Even though close to 90 percent of all face-to-face payments in developed countries like the UK are now made using contactless debit cards18, cash remains an important component of consumer behaviour, especially for lower-income communities who have limited access to banking products and use physical cash to manage spending and avoid incurring debt on cards. Bank of England research shows that in the UK, one in five people still consider cash as their preferred means of payment, while the value of banknotes in circulation is at near-historic highs19.

Regulators across Europe, meanwhile, are mandating that banks maintain cash provision services to protect financial inclusion and customer choice.
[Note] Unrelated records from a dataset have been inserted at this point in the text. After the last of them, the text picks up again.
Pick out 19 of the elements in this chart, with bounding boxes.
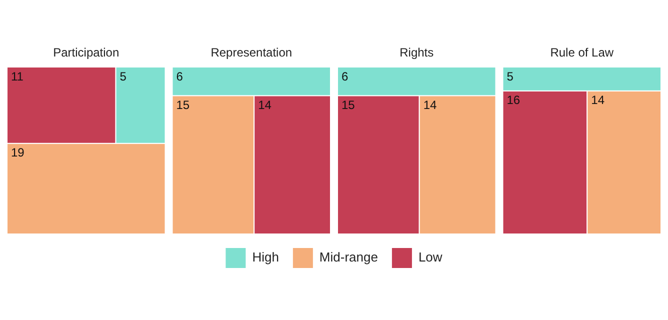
data-label: 14 [258, 98, 272, 112]
category-label: Participation [53, 45, 120, 60]
data-label: 14 [591, 93, 605, 108]
legend-label: Low [418, 250, 443, 265]
data-label: 6 [342, 69, 348, 84]
data-label: 14 [423, 98, 438, 112]
legend-label: Mid-range [319, 250, 378, 265]
data-label: 19 [11, 146, 25, 160]
category-label: Representation [210, 45, 292, 60]
data-label: 6 [176, 69, 184, 84]
category-label: Rights [400, 45, 434, 60]
data-label: 5 [506, 69, 514, 84]
data-label: 11 [11, 69, 24, 84]
category-label: Rule of Law [550, 45, 614, 60]
data-label: 15 [176, 98, 190, 112]
legend-label: High [252, 250, 279, 265]
data-label: 15 [342, 98, 356, 112]
data-label: 16 [506, 93, 520, 108]
data-label: 5 [120, 69, 127, 84]
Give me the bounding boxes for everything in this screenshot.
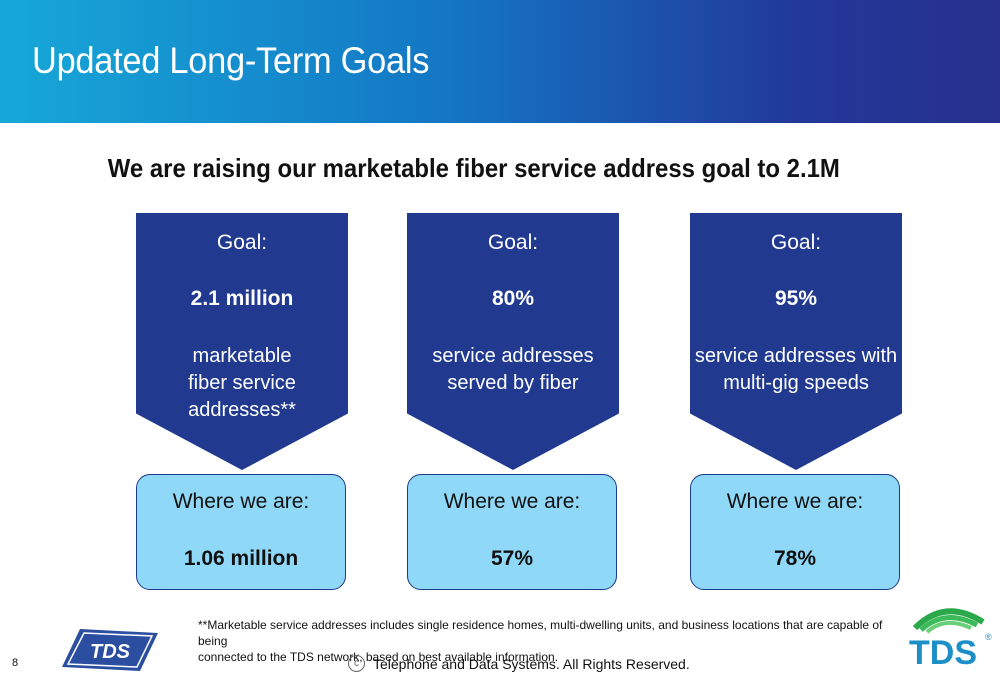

In the UK, for example, the Financial Services and Markets Bill passing through Parliament will mandate that cash access be protected, even as many banks close branches to cut costs20.

As a result of these consumer and regulatory drivers, and despite the increasing popularity of digital payments, the cash-handling and automated teller machine (ATM) market is still providing a steady flow of unique deal opportunities.

Banks looking to reduce the costs associated with cash handling and ATM maintenance (in the UK it costs around £5 billion a year to transport cash, fill up ATMs and providing cash to shops) are responding by divesting cash-handling functions to specialist ATM networks and security companies.

In 2022, US-based group Brink’s acquired NoteMachine, an operator of 9,000 ATMs in the UK, in a $179 million deal21. The transaction followed Brink’s purchase of G4S’s cash-handling services business in 202022 and expanded the Brink’s ATM portfolio to 130,000 machines.

Consolidation of the ATM and cash-handling market is set to carry on apace as traditional security companies continue their evolution from analogue cash-handling providers into cash-as-a-service players.